高知県香南市には、通行できる時間が1日わずか7時間だけという驚きの橋が存在します。では、一体なぜこのような橋が作られたのでしょうか。
■まさに「そり立つ壁」・・・この橋ができた経緯とは
全国各地には珍しいスポットが存在します。その中で通行できる時間が「1日わずか7時間だけ」という驚きの橋が存在します。
では、一体なぜこのような橋が作られたのでしょうか。
7時間だけ通行できる橋は、高知県香南市夜須町にある「手結港可動橋(ていこうかどうきょう)」です。
手結港可動橋はその名称のとおり、時間帯によって橋の片方が跳ね上がり、そり立つ壁のようになるのが特徴となっています。
過去には、手結港可動橋がダイハツ「キャストアクティバ」のCMに登場し、出演していた俳優の山崎賢人氏が跳ね上がった橋を見て、「なんだこりゃ~!」と叫ぶシーンが話題になりました。
橋がこのように跳ね上がるのは、港から出発する漁船が通行できるようにするためです。
この手結港可動橋は漁船が多く集まる手結港の真ん中に架けられており、夜須町の南北をつないでいます。
また、可動橋より海側に面している港は手結外港(新外港)、内陸側の港は手結内港と呼ばれています。
なお、手結内港は江戸時代初期に土佐藩の家老・野中兼山によって造られた日本最古の掘り込み式の港(陸地を掘り込んで作った人工港)であり、歴史的価値の高い港としても知られています。
現在も手結内港には多くの漁船が係留されており、可動橋が跳ね上がった際に漁船が通行する風景が見られます。
香南市のホームページによると、手結港可動橋の通行可能時間は6時30分~8時、9時~10時、11時~12時、13時~14時30分、15時~16時、17時~18時と決まっており、クルマや人は1日のうち7時間程度しか利用できません。
また、手結港可動橋の両端には踏切と同じ警報器と遮断機が設置され、橋が跳ね上がる前に作動してクルマや人の通行を止める仕組みになっています。
警報器には「踏切注意」ではなく「可動橋注意」と表示されており、こちらも面白い点といえるでしょう。
このように見た目も文化的にも非常に珍しいスポットですが、実は手結港の付近には迂回ルートがあり、手結港可動橋を通行しなくても夜須町の南北を行き来することができます。
■全国でも珍しい「手結港可動橋」はなぜ作られたのか?
では、一体なぜこの可動橋が作られたのでしょうか。
手結港可動橋が作られた理由や経緯について、高知県中央東土木事務所河港管理課の担当者は次のように話しています。
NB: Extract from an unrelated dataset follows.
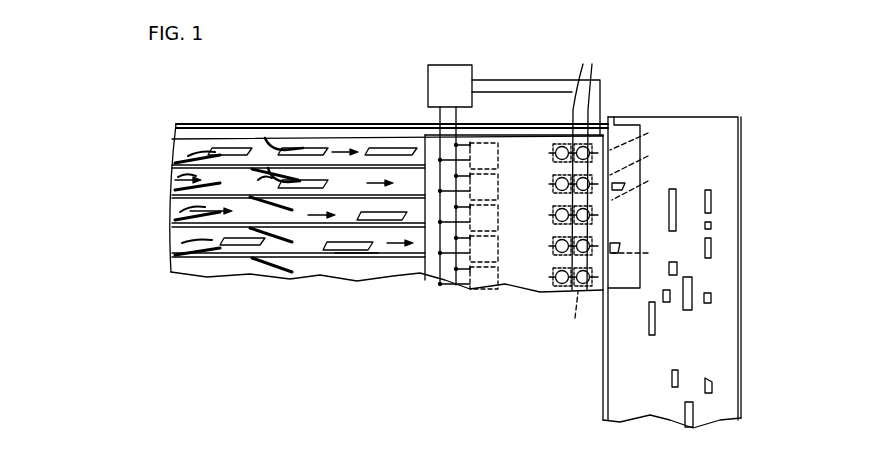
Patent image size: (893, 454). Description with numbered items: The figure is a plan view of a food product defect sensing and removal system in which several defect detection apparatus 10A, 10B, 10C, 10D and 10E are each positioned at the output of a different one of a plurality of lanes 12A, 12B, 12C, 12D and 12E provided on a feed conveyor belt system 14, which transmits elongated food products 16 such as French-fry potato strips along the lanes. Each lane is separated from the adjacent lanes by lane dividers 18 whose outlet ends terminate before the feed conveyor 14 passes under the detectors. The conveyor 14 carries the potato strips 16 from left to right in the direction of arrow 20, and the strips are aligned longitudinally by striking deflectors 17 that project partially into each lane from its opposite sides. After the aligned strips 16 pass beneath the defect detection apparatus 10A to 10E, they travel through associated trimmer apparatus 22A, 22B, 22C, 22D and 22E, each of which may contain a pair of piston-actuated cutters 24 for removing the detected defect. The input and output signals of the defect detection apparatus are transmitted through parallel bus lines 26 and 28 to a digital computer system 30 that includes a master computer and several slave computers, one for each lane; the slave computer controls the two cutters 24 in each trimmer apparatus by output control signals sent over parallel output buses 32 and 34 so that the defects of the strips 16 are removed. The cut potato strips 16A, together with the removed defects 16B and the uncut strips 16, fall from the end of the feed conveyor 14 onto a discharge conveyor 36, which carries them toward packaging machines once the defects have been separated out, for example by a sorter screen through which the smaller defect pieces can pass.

「手結外港(新外港)を整備するにあたり、現在の手結内港の入口へ大型車が通行できる橋を架ける計画が立てられました。
その際、周辺環境と調和することや、手結内港を利用する漁船への影響を最小限に抑えることなどを考慮した結果、跳ね上げ式の可動橋を採用することとなりました」
担当者によると、この可動橋は2基の油圧シリンダーで橋を跳ね上げる仕組みであり、傾斜角度は最大70度にものぼります。
近くで可動橋を見ると、ほぼ垂直に橋が立っているように見えるため、非常にインパクトがあります。
またこの可動橋の管理について、担当者は次のように説明しています。
「可動橋の付近には管理棟があり、橋の可動時間帯だけ管理人が駐在しています。
たとえば橋を動かす際には、管理人が監視カメラで人やクルマがいないかを確認してから遠隔操作をしています」
管理人はカメラと合わせて目視での確認もおこなっており、安全に細心の注意を払っています。
全自動で橋の開閉がおこなわれていると思われがちですが、実はこのように人の手で管理されているのです。
そのほか、可動橋の通行可能時間は手結内港の漁船利用を優先に決められており、漁船の出入りが多い深夜や早朝の時間帯には橋が跳ね上がった状態になっています。
強風など異常気象の際には通行止めになる場合があるものの、天気が良ければ「そり立つ壁」のような可動橋を見ることができるでしょう。